フランスの国連大使も、アメリカが拒否権を行使したことに遺憾の意を示し、「トランプ大統領の行動は、安保理が平和のために締結した合意への違反だ」と語りました。
ロシアの国連大使は、「アメリカの最近の決定が大規模な抗議に直面することは容易に分かる」と述べました。
イギリスの国連大使も、この会合で、「イギリス政府は、エルサレムをイスラエルの首都に認定したアメリカの決定に反対する」と強調しました。
スウェーデンの国連大使は、「トランプ大統領の決定に法的な根拠はなく、それは破棄されるべきだ」と語りました。
パレスチナの国連大使も、アメリカの決定は挑発的で、国際法規に違反しているとしました。
国連安保理の会合の後、パレスチナ自治政府のアッバス議長は、パレスチナの国連での正式承認に向けた努力を再開すると約束しました。

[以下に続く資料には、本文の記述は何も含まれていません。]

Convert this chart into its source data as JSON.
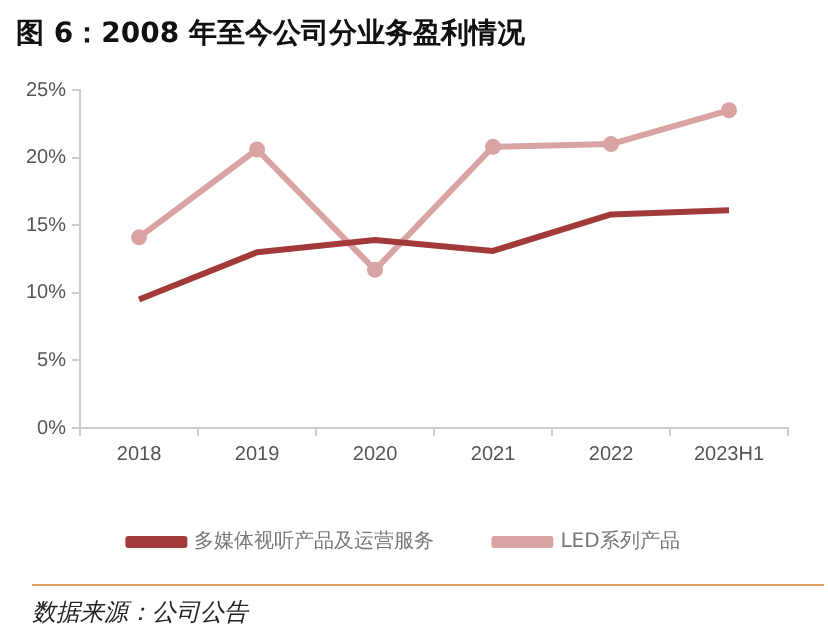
{
  "chart_data": {
    "type": "line",
    "title": "图 6：2008 年至今公司分业务盈利情况",
    "categories": [
      "2018",
      "2019",
      "2020",
      "2021",
      "2022",
      "2023H1"
    ],
    "series": [
      {
        "name": "多媒体视听产品及运营服务",
        "color": "#a33a3a",
        "marker": "none",
        "values": [
          9.5,
          13.0,
          13.9,
          13.1,
          15.8,
          16.1
        ]
      },
      {
        "name": "LED系列产品",
        "color": "#d9a3a3",
        "marker": "circle",
        "values": [
          14.1,
          20.6,
          11.7,
          20.8,
          21.0,
          23.5
        ]
      }
    ],
    "ylim": [
      0,
      25
    ],
    "yticks": [
      {
        "value": 0,
        "label": "0%"
      },
      {
        "value": 5,
        "label": "5%"
      },
      {
        "value": 10,
        "label": "10%"
      },
      {
        "value": 15,
        "label": "15%"
      },
      {
        "value": 20,
        "label": "20%"
      },
      {
        "value": 25,
        "label": "25%"
      }
    ],
    "grid": false,
    "legend": "bottom",
    "line_style": "solid",
    "annotations": [
      "数据来源：公司公告"
    ]
  }
}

パレスチナ・イスラム抵抗運動ハマスは、18日夜、声明の中で、今回のアメリカの行動は、国際機関に対するアメリカの覇権主義の一例だとしました。
イギリスのメイ首相とコービン労働党党首は、トランプ大統領の決定に反対し、それを非難しました。
地域や世界の大規模な反対にも拘わらず、トランプ大統領は今月6日、アメリカ政府はベイトルモガッダスをシオニスト政権の首都に認定すると発表しました。
また、アメリカ大使館をテルアビブからベイトルモガッダスに移転するとしました。
ベイトルモガッダスは、1967年からイスラエルに占領されています。
ベイトルモガッダスには、イスラム教徒の最初の礼拝の方向・キブラであったアクサーモスクがあり、イスラムの3台聖地の一つと見なされ、イスラム教徒にとって特別な地位を有しています。